The head is coloured with acrylic ink. Endpapers are hand drawn lines, using a Rotring pen and coloured with pastels. It bound with Dark Brown Oasis and Nigeria Goat Skins used for onlays.
The
pages for the case binding
are made with archival
manila and archival glassine, these hold the wood
block prints. This book is sewn using a saddle
stitching. Covered in Dark Brown suede with leather onlays.
デザイナー・ブックバインダーとしての主な仕事は、展覧会などで作品発表を行うことと、依頼を受けて本を製本することです。英国のDesigner Bookbindersの正会員、準正会員は、理解あるコレクターに恵まれており、あまり制約なく自由に制作をすることができます。
上の写真は、英国在住の依頼主に最近納品したCommission(注文作品)です。
依頼主(デザイン製本のコレクター)の中には、間にディーラーが入って本人と直接の接触がない場合もありますが、ほとんどのコレクターとは面識があり、展覧会のオープニングなどで会って話をしたりします。コレクターの方々は個性的な方が多く、これに関してはまたいつか別の機会に話をいたします。上記の本の依頼者は、世代が同じということもありますが、気さくな人柄でとても話やすい方です。
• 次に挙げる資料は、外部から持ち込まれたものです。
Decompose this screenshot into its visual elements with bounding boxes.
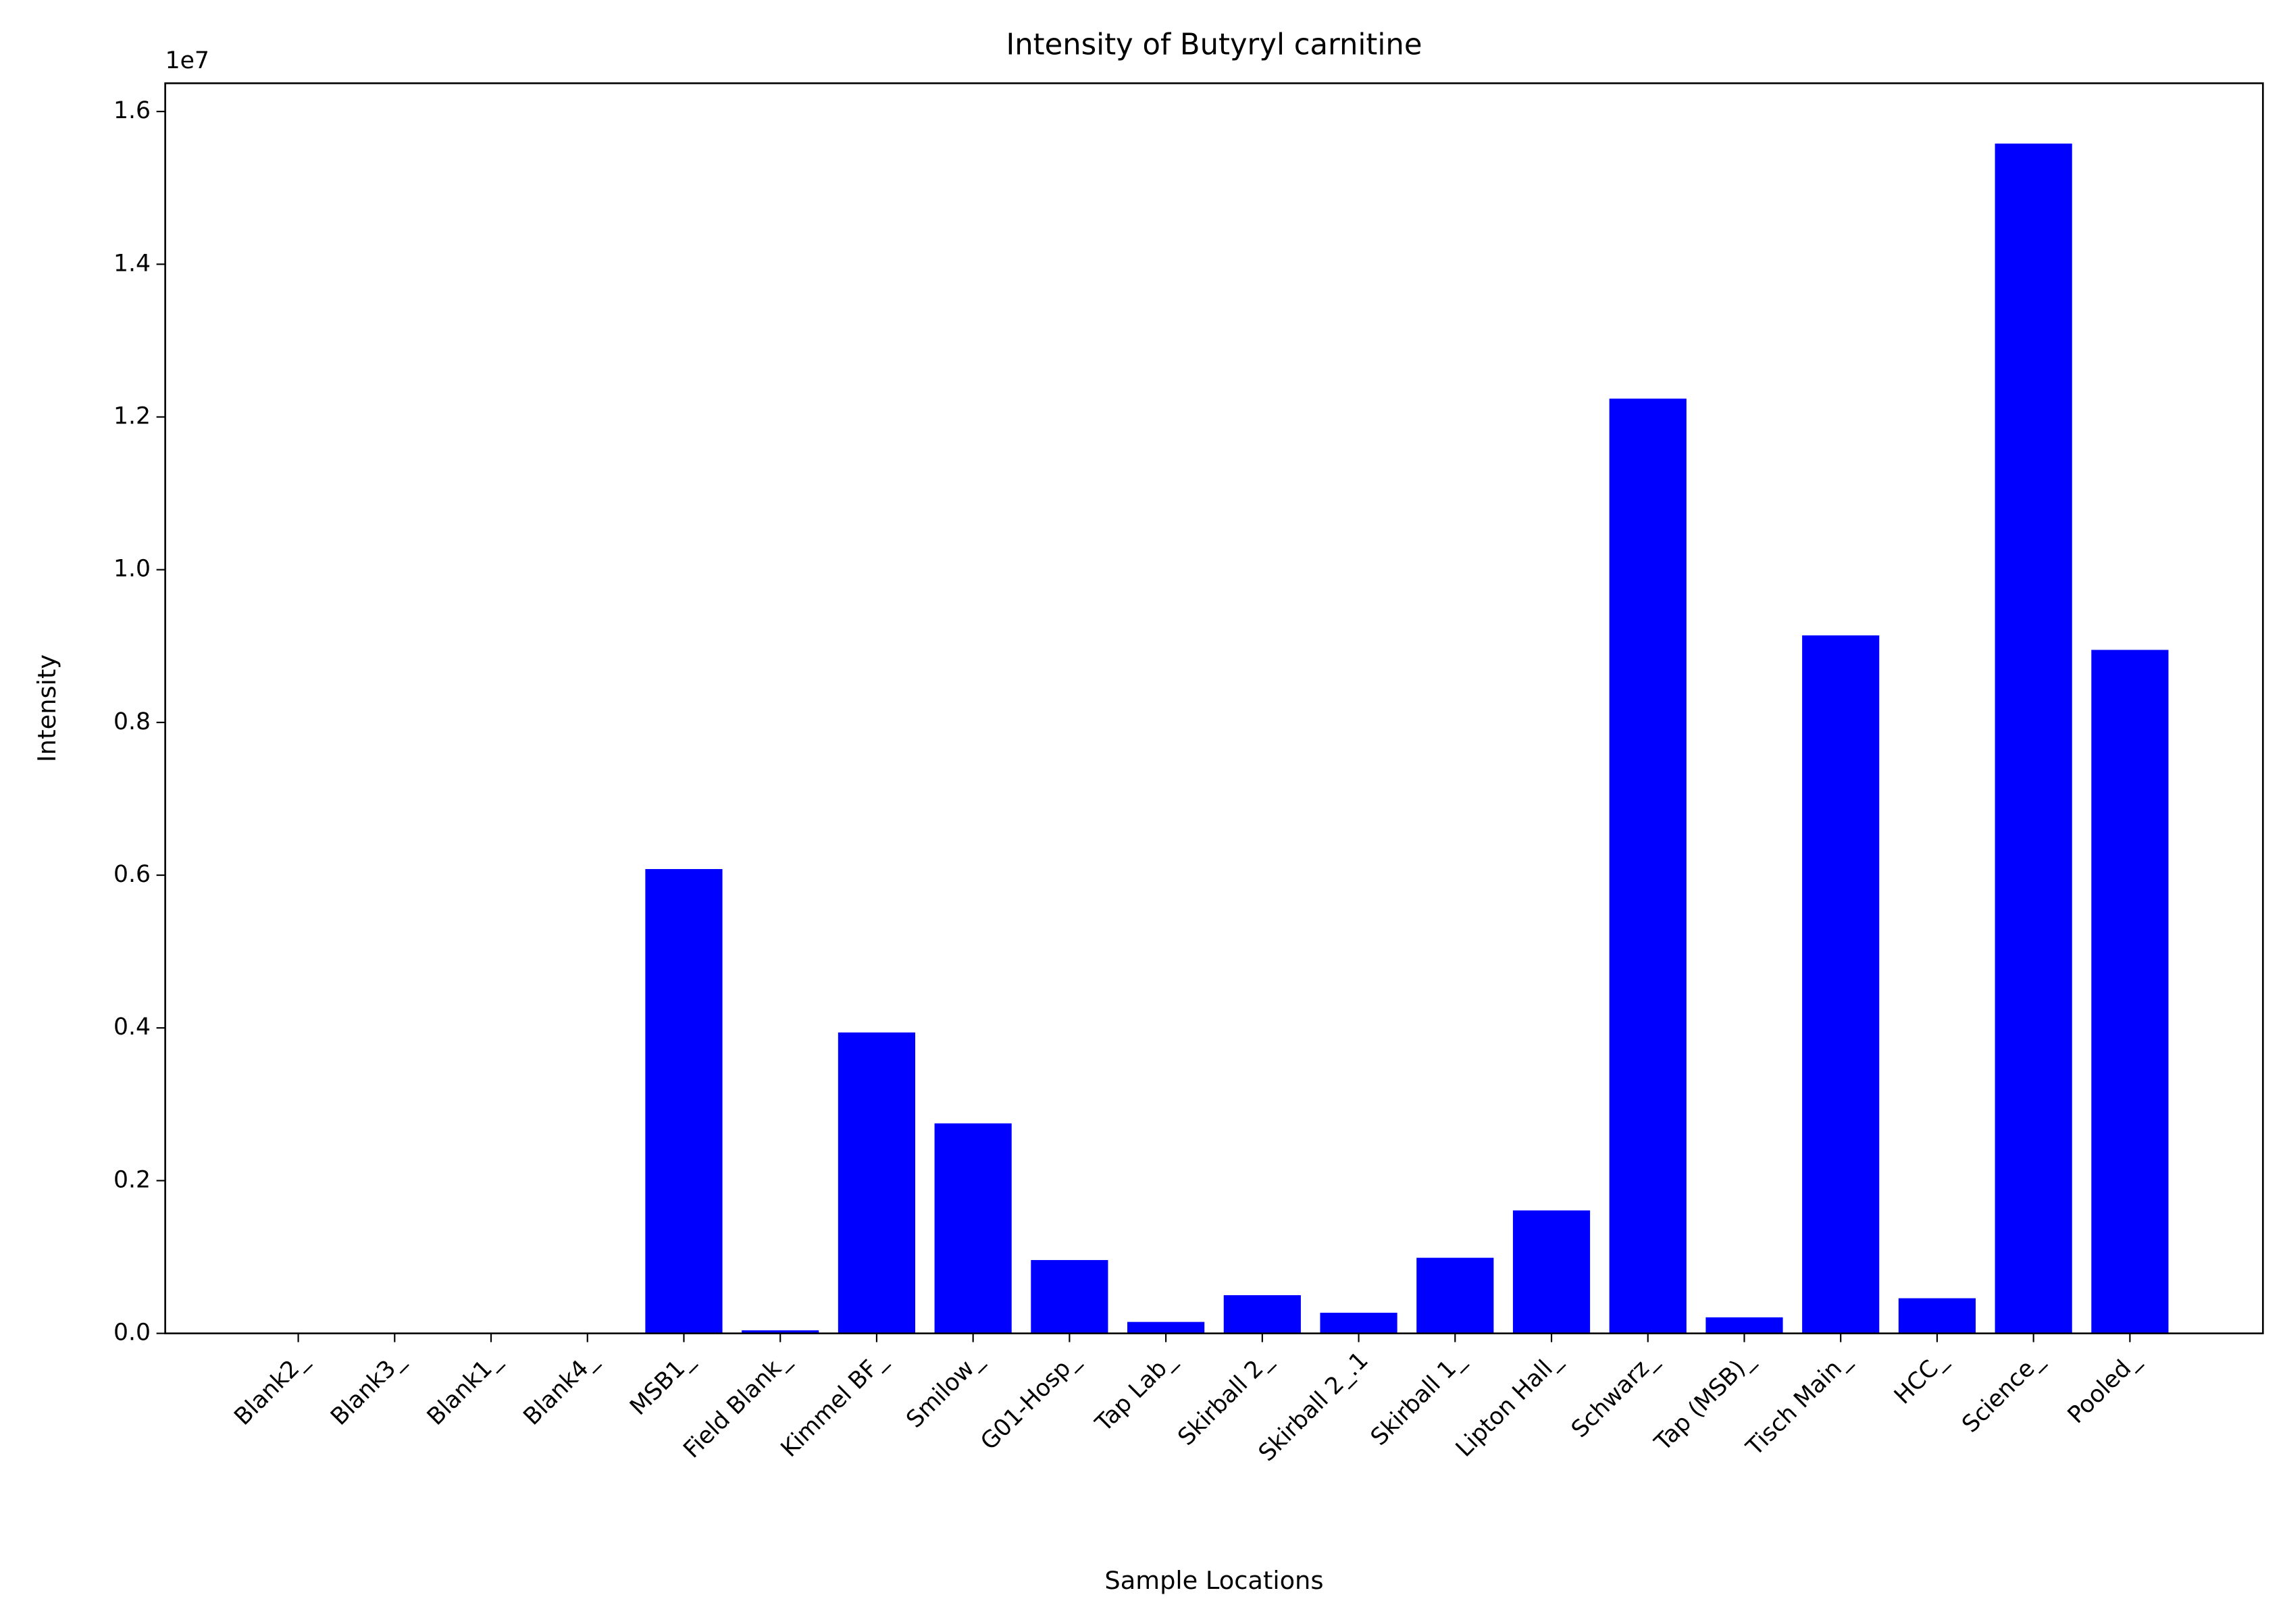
- plot-frame: [164, 82, 2264, 1334]
- x-tick-label: MSB1_: [625, 1346, 699, 1421]
- x-tick-label: Tap Lab_: [1090, 1346, 1181, 1438]
- y-tick-label: 1.2: [113, 402, 151, 429]
- x-tick-label: Blank4_: [519, 1346, 603, 1431]
- x-tick-label: Smilow_: [901, 1346, 988, 1434]
- bar: [838, 1032, 916, 1334]
- bar: [1898, 1298, 1976, 1334]
- x-tick-label: Tisch Main_: [1741, 1346, 1856, 1462]
- bar: [1320, 1313, 1397, 1334]
- bar: [1705, 1317, 1783, 1334]
- x-tick-label: Skirball 2_: [1173, 1346, 1277, 1451]
- y-tick-label: 0.2: [113, 1166, 151, 1193]
- x-tick-label: Skirball 1_: [1366, 1346, 1470, 1451]
- x-tick-label: Blank1_: [422, 1346, 507, 1431]
- y-tick-label: 0.8: [113, 708, 151, 735]
- bar: [1127, 1321, 1205, 1334]
- bar: [742, 1330, 819, 1334]
- bar: [1416, 1257, 1494, 1334]
- x-tick-label: Blank2_: [229, 1346, 313, 1431]
- bar: [934, 1123, 1012, 1334]
- bar: [2091, 650, 2169, 1334]
- bar: [1802, 635, 1880, 1334]
- bar: [1223, 1295, 1301, 1334]
- y-tick-label: 0.4: [113, 1014, 151, 1041]
- bar: [1031, 1260, 1108, 1334]
- bar: [1995, 143, 2072, 1334]
- x-tick-label: Science_: [1957, 1346, 2049, 1438]
- y-tick-label: 0.0: [113, 1319, 151, 1346]
- y-axis-label: Intensity: [32, 654, 61, 762]
- bar: [645, 869, 723, 1334]
- chart-title: Intensity of Butyryl carnitine: [1006, 28, 1422, 62]
- bar: [1512, 1210, 1591, 1334]
- x-tick-label: HCC_: [1889, 1346, 1953, 1410]
- y-offset-label: 1e7: [165, 47, 209, 74]
- x-axis-label: Sample Locations: [1104, 1566, 1323, 1595]
- x-tick-label: Schwarz_: [1566, 1346, 1663, 1443]
- x-tick-label: Pooled_: [2063, 1346, 2145, 1429]
- x-tick-label: Blank3_: [326, 1346, 410, 1431]
- bar: [1609, 398, 1687, 1334]
- y-tick-label: 1.6: [113, 97, 151, 124]
- y-tick-label: 1.0: [113, 556, 151, 583]
- y-tick-label: 1.4: [113, 250, 151, 277]
- y-tick-label: 0.6: [113, 861, 151, 888]
- x-tick-label: G01-Hosp_: [975, 1346, 1085, 1456]
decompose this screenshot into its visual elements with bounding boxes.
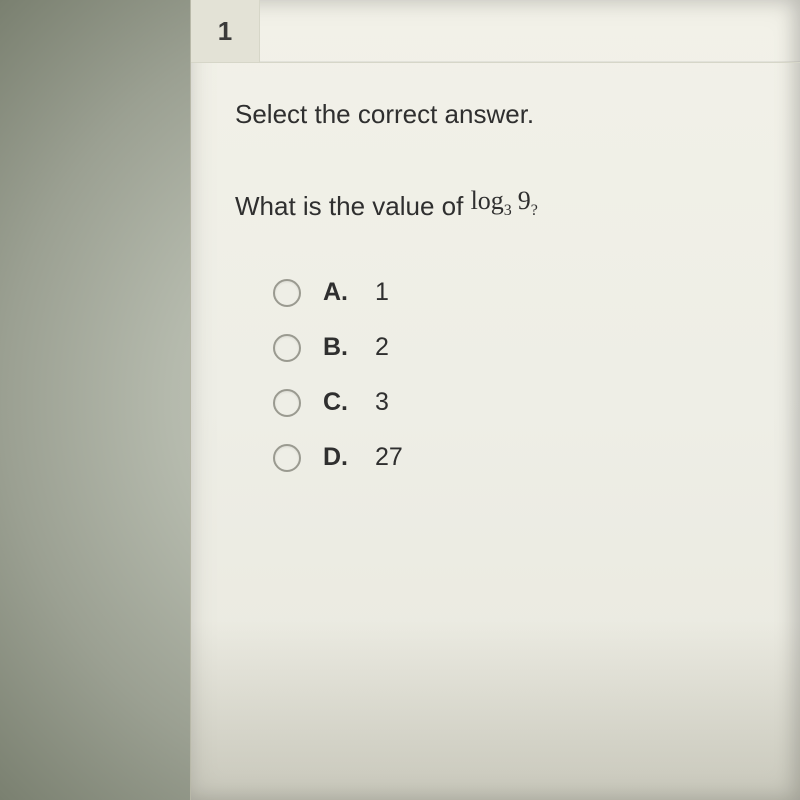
choice-value: 2: [375, 333, 389, 362]
choice-value: 1: [375, 278, 389, 307]
choice-value: 27: [375, 443, 403, 472]
choice-list: A. 1 B. 2 C. 3 D. 27: [235, 278, 772, 472]
radio-icon[interactable]: [273, 389, 301, 417]
choice-label: A.: [323, 278, 371, 307]
question-stem: What is the value of log39?: [235, 186, 772, 222]
log-expression: log39?: [471, 186, 538, 220]
question-header: 1: [191, 0, 800, 63]
radio-icon[interactable]: [273, 444, 301, 472]
radio-icon[interactable]: [273, 279, 301, 307]
choice-label: C.: [323, 388, 371, 417]
choice-d[interactable]: D. 27: [273, 443, 772, 472]
choice-b[interactable]: B. 2: [273, 333, 772, 362]
choice-value: 3: [375, 388, 389, 417]
instruction-text: Select the correct answer.: [235, 99, 772, 130]
radio-icon[interactable]: [273, 334, 301, 362]
choice-label: D.: [323, 443, 371, 472]
question-number-box: 1: [191, 0, 260, 62]
log-base: 3: [504, 202, 512, 219]
question-number: 1: [218, 16, 232, 47]
log-trailing: ?: [531, 202, 538, 219]
stem-prefix: What is the value of: [235, 191, 471, 221]
choice-a[interactable]: A. 1: [273, 278, 772, 307]
question-content: Select the correct answer. What is the v…: [191, 63, 800, 472]
log-word: log: [471, 186, 504, 215]
question-card: 1 Select the correct answer. What is the…: [190, 0, 800, 800]
log-argument: 9: [518, 186, 531, 215]
choice-label: B.: [323, 333, 371, 362]
choice-c[interactable]: C. 3: [273, 388, 772, 417]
この依頼主はロンドンの中心地にオフィスを構えておられ、私はいつも作品をそこに届けに行きます。
そこは、私の通常生活する空間とは全く異なる、バリバリのビジネスオフィスなのですが、部屋の片隅にはなんとも親しみを感じさせる古くさい本が山積みになっており、そこで、私の最も楽しみにしている時間を過ごすことがでるのです。つまり、無事作品を納品した後に、次に制作する本をその山積みの本の中から選んで持ち帰るのです。それらの本は、注文制作をする為に購入された本なので、本当に素敵な本が揃っています。
今回制作した本は、1937年にナンサッチ・プレスから出版された「ソーントン編『ヴェルギリウスの牧歌』の為のウィリアム・ブレイクの木口木版画」で、わずか4折の本なのですが、出版当時に特別に印刷された版画ページのプリントが十数枚付いていたので、そのプリントを保管する為の本も作りました。
まず、本の見返しは全部手書きです。最初にロットリンングペンを使って線描をした後、パステルで色を付けて行きました。最初はなしの実だけに色をつける予定だったのですが、なんだか中途半端な感じになったので、葉の方にも色をいれました。
これは、作業の途中の時の写真です。このように本を包む革に装飾用の薄い革をのせていくことをこちらではオンレイ(onlay)と言っています。オンレイには、いろいろ方法があり、装飾の部分に厚みのあるものもありますが、これは表面が平になるように作りました。
Reverse of the leather, prior to covering
これは、上記の革の裏側の写真です。オンレイの部分の厚みなくす為に、その部分を削った様子がおわかりいただけると思います。
最終的には、このように仕上がりました。
Endpapers on the case binding
これは、プリントを保管する為の本の見返しの写真です。これは、手書きの線描をオフセット印刷したものです。本の各ページは袋状になっています。プリントの出し入れがしやすく見た目もすっきりとしたものにしようといくつか試作を作りました。材料は、アーカイヴァル・マニラと呼ばれている中性紙の台紙、同じく中性のグラシン紙、厚めの楮紙、Zerkall紙を使いました。
表紙は、スエードにオンレイをしてあります。こちらの方のオンレイは装飾の部分に厚みがある仕上がりになっています。装飾を本の下の方にレイアウトして、前述の本の装飾と対照的にしました。